Factory Collapse In Pakistan Kills 9, Traps Dozens

The factory, which manufactured medicine, had been set up illegally in a residential area and caved in after several gas cylinders inside exploded.

ISLAMABAD (AP) — Rescue workers struggled to reach dozens of people trapped in the rubble of a factory that collapsed in an eastern Pakistani city Monday, killing at least nine, officials said.

The factory, which manufactured medicine, was set up illegally in a residential area of Lahore. It caved in after several gas cylinders inside exploded, said the city's deputy commissioner, Ahad Cheema. Authorities had previously closed the factory three times, but each time it reopened.

The factory was owned by a local politician, who used his influence to keep it open despite complaints from neighbors, said local resident Munawar Ali.

Powerful Pakistanis often use their influence to circumvent the law and extract illegal profits.

Records indicate there were around 60 people, including women and children, inside the factory when it collapsed, said Rizwan Naseer, head of the state-run rescue service in Punjab province, of which Lahore is the capital.

The nine dead people who were pulled out included five women, three boys and one adult man, said Naseer. Authorities rescued 11 people, and several others managed to extricate themselves. At least 32 people were still believed to be trapped, he said.

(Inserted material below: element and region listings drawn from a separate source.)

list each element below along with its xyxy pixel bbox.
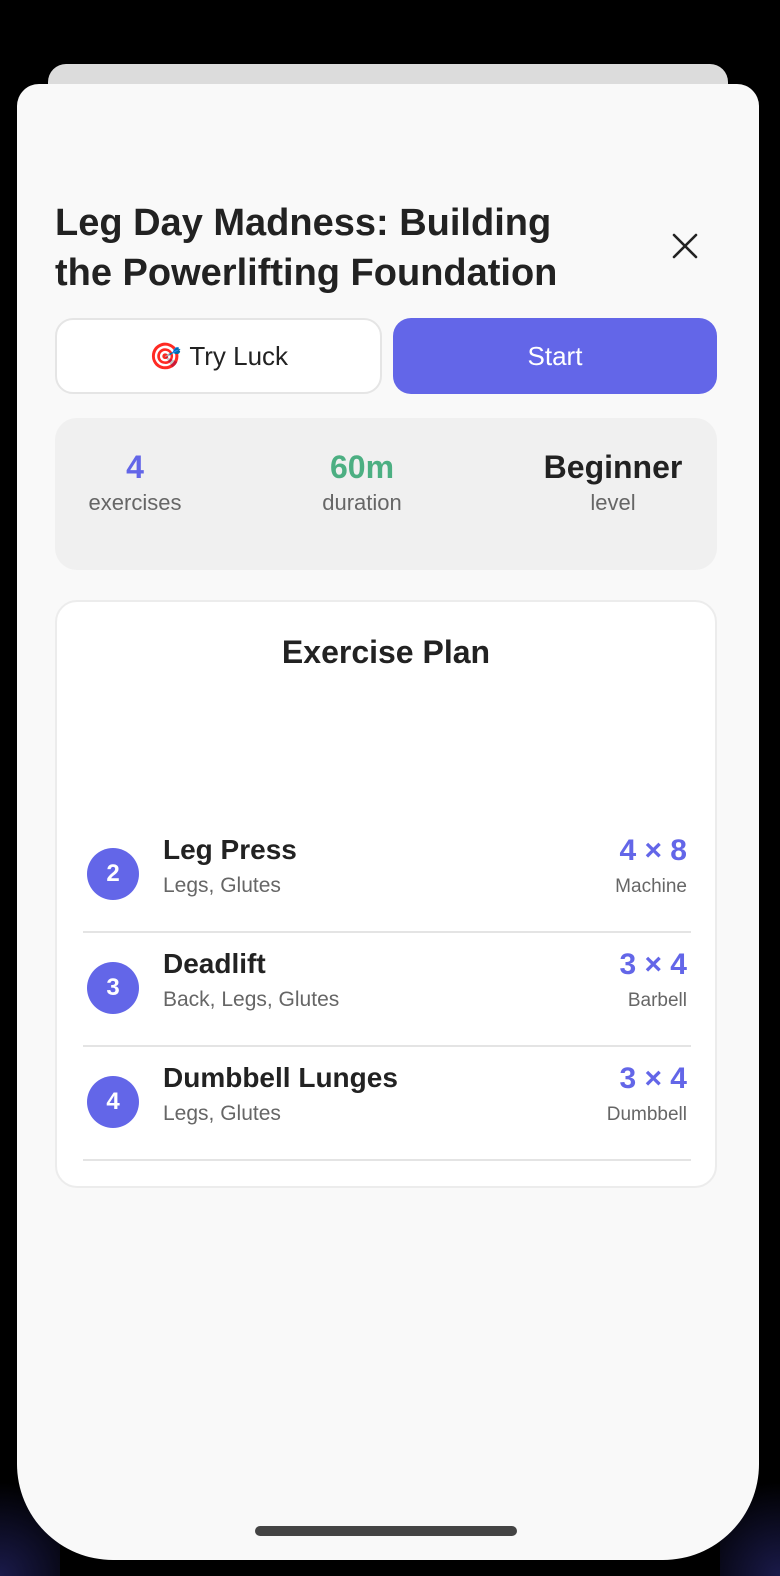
exercise-number-badge: 4 bbox=[87, 1076, 139, 1128]
start-label: Start bbox=[527, 340, 583, 371]
stat-label: duration bbox=[322, 490, 402, 515]
exercise-sets: 3 × 4 bbox=[619, 948, 687, 981]
exercise-name: Dumbbell Lunges bbox=[163, 1062, 398, 1093]
exercise-equipment: Dumbbell bbox=[606, 1104, 687, 1125]
dart-target-icon: 🎯 bbox=[148, 340, 182, 371]
workout-detail-sheet: Leg Day Madness: Building the Powerlifti… bbox=[17, 84, 759, 1560]
stat-exercises: 4 exercises bbox=[75, 448, 195, 516]
exercise-equipment: Machine bbox=[615, 876, 687, 897]
exercise-muscles: Legs, Glutes bbox=[163, 874, 281, 897]
exercise-plan-title: Exercise Plan bbox=[281, 634, 491, 670]
start-button[interactable]: Start bbox=[393, 318, 717, 394]
try-luck-button[interactable]: 🎯 Try Luck bbox=[55, 318, 382, 394]
exercise-muscles: Legs, Glutes bbox=[163, 1102, 281, 1125]
exercise-number-badge: 3 bbox=[87, 962, 139, 1014]
stat-label: level bbox=[590, 490, 636, 515]
close-icon bbox=[672, 233, 698, 259]
exercise-name: Deadlift bbox=[163, 948, 266, 979]
exercise-sets: 4 × 8 bbox=[619, 834, 687, 867]
exercise-row[interactable]: 2 Leg Press Legs, Glutes 4 × 8 Machine bbox=[83, 820, 691, 933]
stat-label: exercises bbox=[88, 490, 182, 515]
exercise-row[interactable]: 4 Dumbbell Lunges Legs, Glutes 3 × 4 Dum… bbox=[83, 1048, 691, 1161]
exercise-name: Leg Press bbox=[163, 834, 297, 865]
stat-duration: 60m duration bbox=[292, 448, 432, 516]
stat-value: Beginner bbox=[543, 449, 683, 485]
exercise-muscles: Back, Legs, Glutes bbox=[163, 988, 340, 1011]
workout-title: Leg Day Madness: Building the Powerlifti… bbox=[55, 202, 558, 294]
workout-stats: 4 exercises 60m duration Beginner level bbox=[55, 418, 717, 570]
exercise-number-badge: 2 bbox=[87, 848, 139, 900]
stat-value: 4 bbox=[126, 449, 144, 485]
close-button[interactable] bbox=[665, 226, 705, 266]
home-indicator[interactable] bbox=[255, 1526, 517, 1536]
exercise-sets: 3 × 4 bbox=[619, 1062, 687, 1095]
exercise-equipment: Barbell bbox=[627, 990, 687, 1011]
try-luck-label: Try Luck bbox=[189, 340, 289, 371]
exercise-row[interactable]: 3 Deadlift Back, Legs, Glutes 3 × 4 Barb… bbox=[83, 934, 691, 1047]
exercise-plan-card: Exercise Plan 2 Leg Press Legs, Glutes 4… bbox=[55, 600, 717, 1188]
stat-level: Beginner level bbox=[525, 448, 701, 516]
stat-value: 60m bbox=[329, 449, 395, 485]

Rescue workers were having a difficult time digging out others under the rubble because the narrow streets around the factory made it hard to get heavy machinery to the site, said Naseer.

A young girl, Shakila Iqrar, wept at the scene as she told reporters that her cousin and older sister were trapped under the huge slabs of concrete.

"There were voices coming from inside, but now they are not coming," said Iqrar. "I want to ask to all of you to please get them out quickly."